Karl Dubost notes that there is a significant change coming to them, notably moving the version integer past two digits:

According to the Firefox release calendar, during the first quarter of 2022 (probably March), Firefox Nightly will reach version 100. It will set Firefox stable release version around May 2022 (if it doesn’t change until then).

And Chrome release calendar sets a current date of March 29, 2022.

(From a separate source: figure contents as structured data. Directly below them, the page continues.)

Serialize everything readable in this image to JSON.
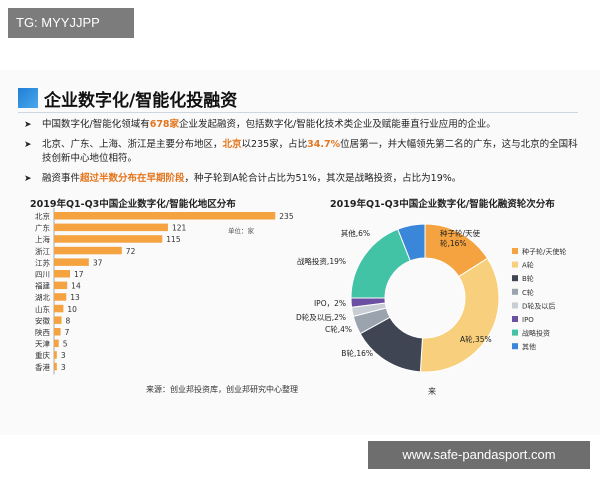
{
  "tag": "TG: MYYJJPP",
  "title": "企业数字化/智能化投融资",
  "bullets": [
    {
      "parts": [
        [
          "中国数字化/智能化领域有",
          false
        ],
        [
          "678家",
          true
        ],
        [
          "企业发起融资，包括数字化/智能化技术类企业及赋能垂直行业应用的企业。",
          false
        ]
      ]
    },
    {
      "parts": [
        [
          "北京、广东、上海、浙江是主要分布地区，",
          false
        ],
        [
          "北京",
          true
        ],
        [
          "以235家，占比",
          false
        ],
        [
          "34.7%",
          true
        ],
        [
          "位居第一，并大幅领先第二名的广东，这与北京的全国科技创新中心地位相符。",
          false
        ]
      ]
    },
    {
      "parts": [
        [
          "融资事件",
          false
        ],
        [
          "超过半数分布在早期阶段",
          true
        ],
        [
          "，种子轮到A轮合计占比为51%，其次是战略投资，占比为19%。",
          false
        ]
      ]
    }
  ],
  "bar_source": "来源：创业邦投资库，创业邦研究中心整理",
  "pie_source": "来",
  "watermark": "www.safe-pandasport.com",
  "colors": {
    "accent": "#1f7fd6",
    "bar": "#f5a340",
    "highlight": "#e3761e"
  },
  "chart_data": [
    {
      "type": "bar",
      "orientation": "horizontal",
      "title": "2019年Q1-Q3中国企业数字化/智能化地区分布",
      "unit_label": "单位：家",
      "categories": [
        "北京",
        "广东",
        "上海",
        "浙江",
        "江苏",
        "四川",
        "福建",
        "湖北",
        "山东",
        "安徽",
        "陕西",
        "天津",
        "重庆",
        "香港"
      ],
      "values": [
        235,
        121,
        115,
        72,
        37,
        17,
        14,
        13,
        10,
        8,
        7,
        5,
        3,
        3
      ],
      "xlim": [
        0,
        240
      ]
    },
    {
      "type": "pie",
      "donut": true,
      "title": "2019年Q1-Q3中国企业数字化/智能化融资轮次分布",
      "slices": [
        {
          "name": "种子轮/天使轮",
          "label": "种子轮/天使轮,16%",
          "value": 16,
          "color": "#f5a340"
        },
        {
          "name": "A轮",
          "label": "A轮,35%",
          "value": 35,
          "color": "#f8cf7c"
        },
        {
          "name": "B轮",
          "label": "B轮,16%",
          "value": 16,
          "color": "#3f4553"
        },
        {
          "name": "C轮",
          "label": "C轮,4%",
          "value": 4,
          "color": "#9aa3ae"
        },
        {
          "name": "D轮及以后",
          "label": "D轮及以后,2%",
          "value": 2,
          "color": "#c9ced5"
        },
        {
          "name": "IPO",
          "label": "IPO，2%",
          "value": 2,
          "color": "#6b4fa3"
        },
        {
          "name": "战略投资",
          "label": "战略投资,19%",
          "value": 19,
          "color": "#43c3a6"
        },
        {
          "name": "其他",
          "label": "其他,6%",
          "value": 6,
          "color": "#3a86d8"
        }
      ],
      "legend_position": "right"
    }
  ]
}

So, we’ll be looking at UAs like:

Mozilla/5.0 (Macintosh; Intel Mac OS X 10.15; rv:100.0) Gecko/20100101 Firefox/100.0
Mozilla/5.0 (Macintosh; Intel Mac OS X 10_15_7) AppleWebKit/537.36 KHTML, like Gecko) Chrome/100.0.0.0 Safari/537.36

A bad RegEx will be getting some people for sure. But even string comparison will catch people, as Karl notes:

"80" < "99" // true "80" < "100" // false parseInt("80", 10) < parseInt("99", 10) // true parseInt("80", 10) < parseInt("100", 10) // true

Might wanna search the ol’ codebase for navigator.userAgent and see what you’re doing.